Sıcak suyun tenime değmesiyle bir anda ürpermemde yavaşça rahatlamaya başlamıştım. Bir süre suyun altında kaldıktan sonra yıkanmaya karar verdiğimde şampuanın kokusu hoşuma gitmişti. Tıpkı âli gibi kokuyordum artık.
Duştan çıkıp üzerimi giydiğimde ellerim görünmüyordu tişörtün içine sanki benden başka bir kişi daha gire bilirdi. Ali kilolu biri olmasa da geniş omuzlu olduğundan kıyafetlerinin içinde kaybolmuştum. Aslında tişört dizlerime kadar geldiği için eşortman altı giyinmesem de olurdu ama ben yinede rahat edemediğim için giydim.
Odadan çıkıp mutfağa ilerlediğimde burnuma mis gibi kokular geliyordu. Masayı gördüğümde ağzımın beş karış açılması alinin omlet yaparken ki görünüşüyle on karış olmuştu.

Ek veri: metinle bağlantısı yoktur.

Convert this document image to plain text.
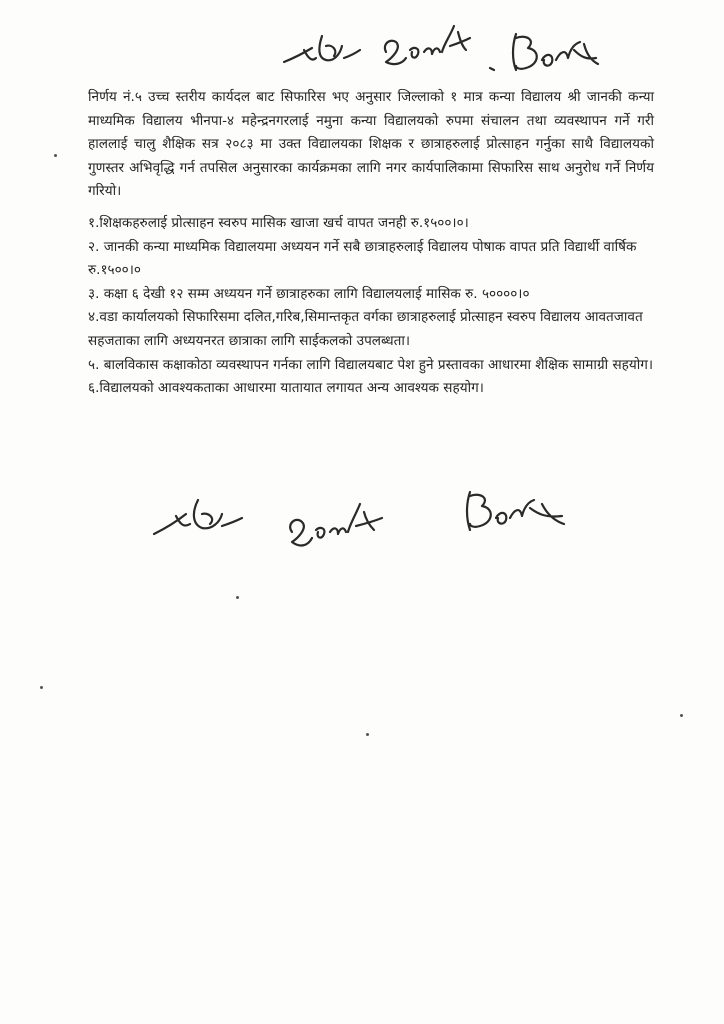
निर्णय नं.५ उच्च स्तरीय कार्यदल बाट सिफारिस भए अनुसार जिल्लाको १ मात्र कन्या विद्यालय श्री जानकी कन्या माध्यमिक विद्यालय भीनपा-४ महेन्द्रनगरलाई नमुना कन्या विद्यालयको रुपमा संचालन तथा व्यवस्थापन गर्ने गरी हाललाई चालु शैक्षिक सत्र २०८३ मा उक्त विद्यालयका शिक्षक र छात्राहरुलाई प्रोत्साहन गर्नुका साथै विद्यालयको गुणस्तर अभिवृद्धि गर्न तपसिल अनुसारका कार्यक्रमका लागि नगर कार्यपालिकामा सिफारिस साथ अनुरोध गर्ने निर्णय गरियो।

१.शिक्षकहरुलाई प्रोत्साहन स्वरुप मासिक खाजा खर्च वापत जनही रु.१५००।०।

२. जानकी कन्या माध्यमिक विद्यालयमा अध्ययन गर्ने सबै छात्राहरुलाई विद्यालय पोषाक वापत प्रति विद्यार्थी वार्षिक रु.१५००।०

३. कक्षा ६ देखी १२ सम्म अध्ययन गर्ने छात्राहरुका लागि विद्यालयलाई मासिक रु. ५००००।०

४.वडा कार्यालयको सिफारिसमा दलित,गरिब,सिमान्तकृत वर्गका छात्राहरुलाई प्रोत्साहन स्वरुप विद्यालय आवतजावत सहजताका लागि अध्ययनरत छात्राका लागि साईकलको उपलब्धता।

५. बालविकास कक्षाकोठा व्यवस्थापन गर्नका लागि विद्यालयबाट पेश हुने प्रस्तावका आधारमा शैक्षिक सामाग्री सहयोग।

६.विद्यालयको आवश्यकताका आधारमा यातायात लगायत अन्य आवश्यक सहयोग।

Masaya mı şaşırsam ne kadar güzel diye yoksa âlinin yemek yapmasına mı karar veremiyordum.
İki yıldır âliyi tanıyorum ve bırak yemek yapmayı ben daha kendi yatağını topladığını görmedim.

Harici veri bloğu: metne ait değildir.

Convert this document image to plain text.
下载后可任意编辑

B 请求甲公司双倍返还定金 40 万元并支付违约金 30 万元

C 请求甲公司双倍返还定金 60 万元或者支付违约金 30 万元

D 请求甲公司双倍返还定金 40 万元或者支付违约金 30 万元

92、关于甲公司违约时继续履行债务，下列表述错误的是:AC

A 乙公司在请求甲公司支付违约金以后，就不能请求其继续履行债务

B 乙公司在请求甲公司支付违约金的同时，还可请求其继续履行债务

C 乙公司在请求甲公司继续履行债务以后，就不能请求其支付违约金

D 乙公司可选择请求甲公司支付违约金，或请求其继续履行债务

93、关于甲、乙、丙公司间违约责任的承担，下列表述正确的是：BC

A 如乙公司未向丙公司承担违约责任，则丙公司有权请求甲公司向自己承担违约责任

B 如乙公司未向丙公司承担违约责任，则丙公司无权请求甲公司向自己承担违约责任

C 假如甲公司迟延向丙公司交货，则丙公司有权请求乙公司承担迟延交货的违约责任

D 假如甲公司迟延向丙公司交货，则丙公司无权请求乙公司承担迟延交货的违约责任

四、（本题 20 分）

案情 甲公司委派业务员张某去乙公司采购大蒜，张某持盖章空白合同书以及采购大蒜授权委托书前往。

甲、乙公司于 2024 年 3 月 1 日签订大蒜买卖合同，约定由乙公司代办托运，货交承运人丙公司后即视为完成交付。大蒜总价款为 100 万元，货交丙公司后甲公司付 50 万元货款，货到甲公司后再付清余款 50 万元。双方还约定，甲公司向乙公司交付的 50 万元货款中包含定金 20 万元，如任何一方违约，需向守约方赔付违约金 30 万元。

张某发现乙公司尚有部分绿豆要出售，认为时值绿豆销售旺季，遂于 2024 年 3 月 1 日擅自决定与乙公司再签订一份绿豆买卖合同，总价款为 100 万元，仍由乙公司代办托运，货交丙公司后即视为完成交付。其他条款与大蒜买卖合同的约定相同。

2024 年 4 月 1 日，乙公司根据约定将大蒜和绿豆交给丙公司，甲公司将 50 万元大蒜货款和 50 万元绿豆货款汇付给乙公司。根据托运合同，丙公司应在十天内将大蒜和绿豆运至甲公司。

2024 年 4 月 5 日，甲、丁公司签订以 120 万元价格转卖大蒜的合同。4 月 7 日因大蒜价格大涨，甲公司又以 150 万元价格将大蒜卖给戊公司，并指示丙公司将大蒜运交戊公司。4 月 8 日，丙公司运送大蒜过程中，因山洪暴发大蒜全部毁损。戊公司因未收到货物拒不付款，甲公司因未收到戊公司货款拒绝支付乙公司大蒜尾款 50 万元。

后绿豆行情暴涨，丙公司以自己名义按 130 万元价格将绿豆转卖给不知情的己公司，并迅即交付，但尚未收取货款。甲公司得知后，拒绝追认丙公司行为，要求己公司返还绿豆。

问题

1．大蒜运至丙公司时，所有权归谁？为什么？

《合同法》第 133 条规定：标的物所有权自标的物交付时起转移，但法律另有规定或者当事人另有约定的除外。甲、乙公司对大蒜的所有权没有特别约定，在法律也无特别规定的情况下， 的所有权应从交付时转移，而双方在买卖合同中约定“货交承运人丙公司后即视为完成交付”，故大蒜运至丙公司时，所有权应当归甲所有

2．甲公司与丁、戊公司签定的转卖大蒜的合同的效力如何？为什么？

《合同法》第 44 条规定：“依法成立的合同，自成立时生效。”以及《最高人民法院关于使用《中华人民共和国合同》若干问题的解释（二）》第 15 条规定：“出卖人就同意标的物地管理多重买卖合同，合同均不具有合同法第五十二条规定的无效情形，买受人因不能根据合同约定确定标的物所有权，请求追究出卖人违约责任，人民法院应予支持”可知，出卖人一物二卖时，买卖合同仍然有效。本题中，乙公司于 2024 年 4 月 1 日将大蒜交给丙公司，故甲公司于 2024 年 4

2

"geldin mi otur hemen masaya omletler hazır." Alinin sesiyle kendime gelince fark ettim mutfağın kapısında donup kaldığımı.
"şey ben yardım edeyim." Deyip çaydanlığı aldım. Amacım bize çay dökmekti ama kendimi yakmak değildi. Nasıl becerdiysem elimi yaktım ben cidden sakarım bunun başka açıklaması olamaz.
Çayı bardağa döktüğümde elime alıp tabakların yanına koymak istemiştim. Nasıl olduysa bardaktaki çayı bir anda elimin üzerinde buldum. İster istemez yandı tabi.
Son iki yıldır o kadar şey geçtiği basımdan artık böyle ufak şeyler için ağlamaya mecalim kalmamıştı.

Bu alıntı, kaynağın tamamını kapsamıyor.